When you own property in real life the record of ownership is maintained by the city/state/country.
There's no reason why the ownership in digital space has to be on a decentralized blockchain, you can also record it centrally (as shown by trusted entities like VISA etc).
Why is that a problem? I "possess" nothing in digital space but get much value from it and I posses various things in meat-space that I also get value from.
Moreover, I can spend my conventional money in digital space and get further use from. A "digital possess" seems a thing that doesn't improve the world in a good way.
Crypto makes so many things so much more efficient
Like what? I can currently pay for any legal physical or virtual good I can think of using a conventional credit card. Crypto might or might help privacy and might allow you to buy illegal things more easily. It's a hedge against inflation but a number of things have that quality.
The use of crypto seem inherently confined to keeping the state from doing things to people's money. States can be terrible but since crypto doesn't stop state from doing things to people's physical person, it's most often a protection of the rich from the state, which isn't something I'm particularly in favor of either.

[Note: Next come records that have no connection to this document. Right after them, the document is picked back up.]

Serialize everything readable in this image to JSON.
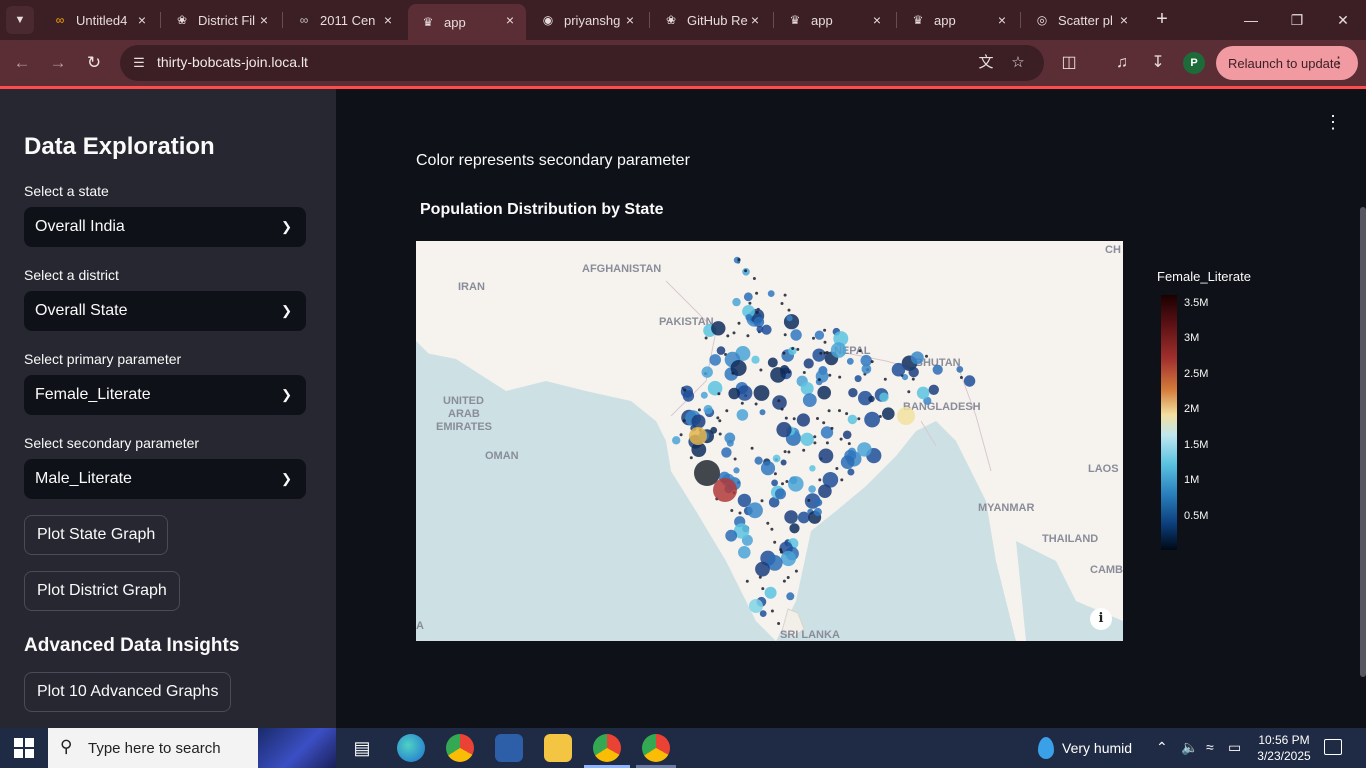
{
  "browser": {
    "tabs": [
      {
        "title": "Untitled4",
        "active": false
      },
      {
        "title": "District Fil",
        "active": false
      },
      {
        "title": "2011 Cen",
        "active": false
      },
      {
        "title": "app",
        "active": true
      },
      {
        "title": "priyanshg",
        "active": false
      },
      {
        "title": "GitHub Re",
        "active": false
      },
      {
        "title": "app",
        "active": false
      },
      {
        "title": "app",
        "active": false
      },
      {
        "title": "Scatter pl",
        "active": false
      }
    ],
    "url": "thirty-bobcats-join.loca.lt",
    "relaunch_label": "Relaunch to update",
    "profile_initial": "P",
    "accent_color": "#5b2e36"
  },
  "sidebar": {
    "title": "Data Exploration",
    "state_label": "Select a state",
    "state_value": "Overall India",
    "district_label": "Select a district",
    "district_value": "Overall State",
    "primary_label": "Select primary parameter",
    "primary_value": "Female_Literate",
    "secondary_label": "Select secondary parameter",
    "secondary_value": "Male_Literate",
    "plot_state_button": "Plot State Graph",
    "plot_district_button": "Plot District Graph",
    "advanced_heading": "Advanced Data Insights",
    "advanced_button": "Plot 10 Advanced Graphs"
  },
  "main": {
    "caption": "Color represents secondary parameter",
    "plot_title": "Population Distribution by State",
    "map_labels": {
      "afghanistan": "AFGHANISTAN",
      "iran": "IRAN",
      "pakistan": "PAKISTAN",
      "nepal": "NEPAL",
      "bhutan": "BHUTAN",
      "bangladesh": "BANGLADESH",
      "uae_1": "UNITED",
      "uae_2": "ARAB",
      "uae_3": "EMIRATES",
      "oman": "OMAN",
      "laos": "LAOS",
      "myanmar": "MYANMAR",
      "thailand": "THAILAND",
      "cambodia": "CAMB",
      "sri_lanka": "SRI LANKA",
      "china": "CH",
      "edge_a": "A"
    }
  },
  "chart_data": {
    "type": "scatter",
    "title": "Population Distribution by State",
    "colorbar_title": "Female_Literate",
    "colorbar_ticks": [
      "3.5M",
      "3M",
      "2.5M",
      "2M",
      "1.5M",
      "1M",
      "0.5M"
    ],
    "color_range": [
      0,
      3700000
    ],
    "colorscale": "icefire"
  },
  "taskbar": {
    "search_placeholder": "Type here to search",
    "weather": "Very humid",
    "time": "10:56 PM",
    "date": "3/23/2025"
  }
}
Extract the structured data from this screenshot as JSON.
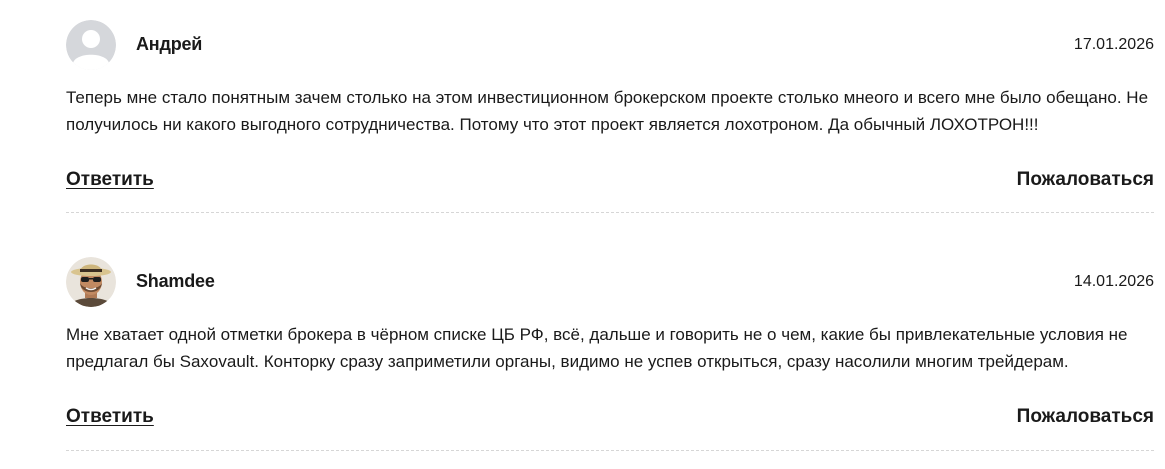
{
  "comments": [
    {
      "author": "Андрей",
      "date": "17.01.2026",
      "avatar": "default-user-icon",
      "text": "Теперь мне стало понятным зачем столько на этом инвестиционном брокерском проекте столько мнеого и всего мне было обещано. Не получилось ни какого выгодного сотрудничества. Потому что этот проект является лохотроном. Да обычный ЛОХОТРОН!!!",
      "reply_label": "Ответить",
      "complain_label": "Пожаловаться"
    },
    {
      "author": "Shamdee",
      "date": "14.01.2026",
      "avatar": "user-photo",
      "text": "Мне хватает одной отметки брокера в чёрном списке ЦБ РФ, всё, дальше и говорить не о чем, какие бы привлекательные условия не предлагал бы Saxovault. Конторку сразу заприметили органы, видимо не успев открыться, сразу насолили многим трейдерам.",
      "reply_label": "Ответить",
      "complain_label": "Пожаловаться"
    }
  ],
  "colors": {
    "text": "#1a1a1a",
    "avatar_bg": "#d5d7db",
    "avatar_fg": "#ffffff",
    "separator": "#d6d6d6"
  }
}
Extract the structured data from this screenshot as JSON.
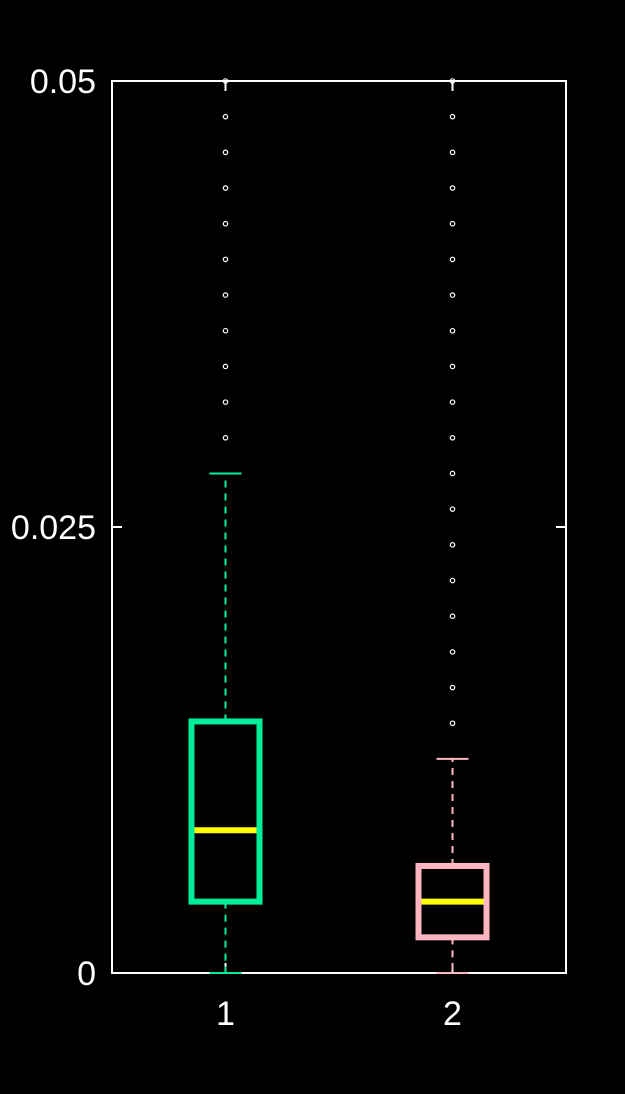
{
  "chart_data": {
    "type": "box",
    "title": "",
    "xlabel": "",
    "ylabel": "",
    "ylim": [
      0,
      0.05
    ],
    "y_ticks": [
      {
        "value": 0,
        "label": "0"
      },
      {
        "value": 0.025,
        "label": "0.025"
      },
      {
        "value": 0.05,
        "label": "0.05"
      }
    ],
    "categories": [
      "1",
      "2"
    ],
    "grid": false,
    "legend": "none",
    "colors": {
      "background": "#000000",
      "axes": "#ffffff",
      "median": "#ffff00",
      "outliers": "#ffffff"
    },
    "boxes": [
      {
        "category": "1",
        "color": "#00ee99",
        "whisker_low": 0,
        "q1": 0.004,
        "median": 0.008,
        "q3": 0.0141,
        "whisker_high": 0.028,
        "outliers": [
          0.03,
          0.032,
          0.034,
          0.036,
          0.038,
          0.04,
          0.042,
          0.044,
          0.046,
          0.048,
          0.05
        ]
      },
      {
        "category": "2",
        "color": "#ffb6c1",
        "whisker_low": 0,
        "q1": 0.002,
        "median": 0.004,
        "q3": 0.006,
        "whisker_high": 0.012,
        "outliers": [
          0.014,
          0.016,
          0.018,
          0.02,
          0.022,
          0.024,
          0.026,
          0.028,
          0.03,
          0.032,
          0.034,
          0.036,
          0.038,
          0.04,
          0.042,
          0.044,
          0.046,
          0.048,
          0.05
        ]
      }
    ]
  }
}
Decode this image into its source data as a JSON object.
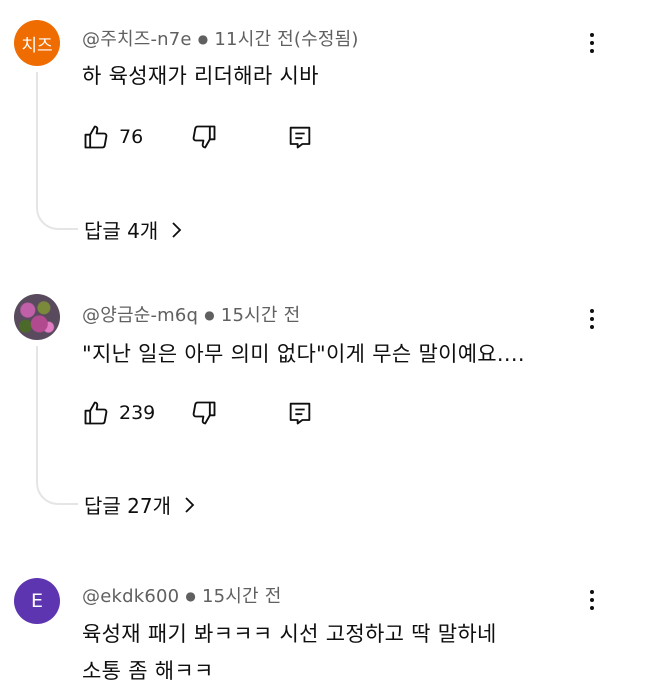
{
  "comments": [
    {
      "avatar_text": "치즈",
      "avatar_color": "#ef6c00",
      "author": "@주치즈-n7e",
      "time": "11시간 전(수정됨)",
      "text_lines": [
        "하 육성재가 리더해라 시바"
      ],
      "likes": "76",
      "replies": "답글 4개"
    },
    {
      "avatar_text": "",
      "avatar_color": "#5a4a5e",
      "author": "@양금순-m6q",
      "time": "15시간 전",
      "text_lines": [
        "\"지난 일은 아무 의미 없다\"이게 무슨 말이예요...."
      ],
      "likes": "239",
      "replies": "답글 27개"
    },
    {
      "avatar_text": "E",
      "avatar_color": "#5e35b1",
      "author": "@ekdk600",
      "time": "15시간 전",
      "text_lines": [
        "육성재 패기 봐ㅋㅋㅋ 시선 고정하고 딱 말하네",
        "소통 좀 해ㅋㅋ"
      ]
    }
  ],
  "icons": {
    "like": "thumbs-up-icon",
    "dislike": "thumbs-down-icon",
    "reply": "reply-comment-icon",
    "more": "more-vertical-icon",
    "expand": "chevron-right-icon"
  }
}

I think there are a lot of "W3 revisionists" or people who are otherwise maybe too young to remember the mid-90s but from what I remember there were plenty of people who saw the potential of the internet. Twelve years after the web was laid out at CERN we had Google not to mention AOL, Ebay, Craigslist, etc..
I've been hearing the same story on crypto since 2011/2012 and it's become no more useful to the average person. The only thing that's changed is more people who know nothing about technology are raving about how its going to change the world so I should buy Bitcoin.
So if a country makes the possession of cryptocurrencies illegal, it makes their people digitally possessionless.
This would cut them off from the next version of the web. Similar to how North Korea cuts of their people from the current web.
So far it seems no country that cuts of their people from the internet has been able to flourish.